Une inégalité genrée persistante

Les programmes généralement touchés par la non-salarisation des stages (enseignement, travail social, soins infirmiers) relèvent de domaines historiquement féminisés, tandis que ceux des domaines traditionnellement masculins, comme l’ingénierie et l’informatique sont rémunérés. En refusant d’ouvrir la voie à la syndicalisation, le Tribunal contribue à maintenir une division sexuée du travail, où les métiers du « care » continuent d’être perçus comme des vocations plutôt que comme des professions. Même sans se prononcer sur la discrimination, cette décision renforce la naturalisation de la gratuité du travail féminin dans certains secteurs.


Un recul du droit d’association

Le Tribunal renvoie les stagiaires à leurs associations étudiantes, reconnues par la Loi sur l’accréditation et le financement des associations d’élèves ou d’étudiants.[3] Or, ces associations ne disposent pas des pouvoirs des syndicats. Par exemple, elles ne peuvent négocier de conventions collectives ni exercer le droit de grève concrètement dans les milieux de stage. Le refus du TAT prive ainsi les stagiaires d’un véritable pouvoir de négociation collective, limitant leur influence à la mobilisation politique et médiatique.


Un signal politique inquiétant

Cette décision illustre un refus plus large de reconnaître le travail étudiant comme un travail socialement utile. Elle s’inscrit dans la continuité des politiques publiques qui valorisent la formation tout en ignorant les conditions matérielles de celles et ceux qui la rendent possible. Dans un contexte de pénurie de main-d’œuvre, cette dépendance au travail gratuit des stagiaires devient un palliatif institutionnel au sous-financement chronique du secteur public.


Un statu quo intenable

En refusant la reconnaissance syndicale des stagiaires, l’État québécois maintient une zone grise où des milliers d’étudiant·e·s continuent de travailler sans droits, sans salaire et sans représentation.


Si, sur le plan juridique, les stagiaires ne travaillent pas pour un employeur, la réalité quotidienne des écoles et des hôpitaux démontre qu’elles travaillent bel et bien, mais gratuitement.
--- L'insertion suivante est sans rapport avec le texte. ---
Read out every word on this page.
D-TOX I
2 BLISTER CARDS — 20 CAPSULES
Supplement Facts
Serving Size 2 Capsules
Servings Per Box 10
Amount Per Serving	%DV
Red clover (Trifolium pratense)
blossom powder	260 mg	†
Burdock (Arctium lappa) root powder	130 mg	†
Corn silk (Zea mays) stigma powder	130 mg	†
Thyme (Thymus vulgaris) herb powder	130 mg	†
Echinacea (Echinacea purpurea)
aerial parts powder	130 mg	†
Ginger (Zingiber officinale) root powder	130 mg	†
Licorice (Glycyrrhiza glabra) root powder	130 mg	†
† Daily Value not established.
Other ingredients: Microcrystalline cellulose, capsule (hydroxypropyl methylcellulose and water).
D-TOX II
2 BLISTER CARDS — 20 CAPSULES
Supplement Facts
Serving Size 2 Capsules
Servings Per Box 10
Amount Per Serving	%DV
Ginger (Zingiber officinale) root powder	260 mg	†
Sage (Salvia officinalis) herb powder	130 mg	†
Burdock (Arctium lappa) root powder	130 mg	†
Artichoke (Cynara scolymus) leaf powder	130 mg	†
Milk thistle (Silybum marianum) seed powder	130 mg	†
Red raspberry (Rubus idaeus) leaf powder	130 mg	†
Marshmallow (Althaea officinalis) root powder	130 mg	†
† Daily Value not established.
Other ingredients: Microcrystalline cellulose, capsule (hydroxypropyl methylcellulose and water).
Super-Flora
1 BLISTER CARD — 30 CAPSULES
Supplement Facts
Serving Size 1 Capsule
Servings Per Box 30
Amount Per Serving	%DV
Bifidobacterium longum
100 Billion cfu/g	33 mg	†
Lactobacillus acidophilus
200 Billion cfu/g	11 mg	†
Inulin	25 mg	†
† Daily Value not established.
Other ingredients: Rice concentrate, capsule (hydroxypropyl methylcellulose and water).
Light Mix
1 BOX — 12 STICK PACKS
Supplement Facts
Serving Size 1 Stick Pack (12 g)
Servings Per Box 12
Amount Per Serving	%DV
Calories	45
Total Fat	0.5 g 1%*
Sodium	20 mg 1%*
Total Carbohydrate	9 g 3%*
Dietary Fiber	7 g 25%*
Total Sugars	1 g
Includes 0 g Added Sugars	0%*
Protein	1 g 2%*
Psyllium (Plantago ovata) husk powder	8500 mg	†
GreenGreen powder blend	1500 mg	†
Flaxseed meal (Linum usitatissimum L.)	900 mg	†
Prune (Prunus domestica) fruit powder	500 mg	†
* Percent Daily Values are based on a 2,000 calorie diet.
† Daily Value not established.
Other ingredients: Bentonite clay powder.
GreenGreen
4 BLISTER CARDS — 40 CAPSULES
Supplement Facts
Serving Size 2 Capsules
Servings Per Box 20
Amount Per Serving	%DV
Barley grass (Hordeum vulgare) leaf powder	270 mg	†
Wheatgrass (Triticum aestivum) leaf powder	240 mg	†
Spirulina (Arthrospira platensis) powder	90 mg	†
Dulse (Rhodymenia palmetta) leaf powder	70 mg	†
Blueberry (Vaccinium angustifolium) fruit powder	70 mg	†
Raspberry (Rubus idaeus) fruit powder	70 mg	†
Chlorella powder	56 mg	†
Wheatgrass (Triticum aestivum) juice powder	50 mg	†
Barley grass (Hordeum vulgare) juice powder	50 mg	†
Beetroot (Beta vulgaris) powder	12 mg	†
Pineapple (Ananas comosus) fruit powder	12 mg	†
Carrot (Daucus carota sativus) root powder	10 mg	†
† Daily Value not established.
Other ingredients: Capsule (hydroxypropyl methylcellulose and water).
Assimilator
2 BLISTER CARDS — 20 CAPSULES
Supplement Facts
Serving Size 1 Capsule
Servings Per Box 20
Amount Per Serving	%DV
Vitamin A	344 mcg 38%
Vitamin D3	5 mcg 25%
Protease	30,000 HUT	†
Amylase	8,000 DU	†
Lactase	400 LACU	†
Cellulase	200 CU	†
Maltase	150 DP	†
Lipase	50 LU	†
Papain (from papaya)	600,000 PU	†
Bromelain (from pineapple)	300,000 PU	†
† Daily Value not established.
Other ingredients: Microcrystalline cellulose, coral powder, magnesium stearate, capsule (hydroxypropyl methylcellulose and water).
À défaut d’une réforme législative, cette décision ferme pour l’instant la voie judiciaire à la reconnaissance du travail des stagiaires. La lutte devra désormais se poursuivre sur le terrain politique et social pour arriver à la syndicalisation et la salarisation des stages. 


____

[1] Syndicat des stagiaires salariés du Québec (SSSQ) – Alliance de la Fonction publique du Canada (AFPC) – FTQ c. Centre de services scolaire de la Pointe-de-l’Île et al., 2025 QCTAT, juge administrative Maude Pepin Hallé (Montréal, 3 octobre 2025).

[2] Code du travail, RLRQ c C-27 à l’art 1 1).

[3] Loi sur l’accréditation et le financement des associations d’élèves ou d’étudiants, RLRQ c A-3.01.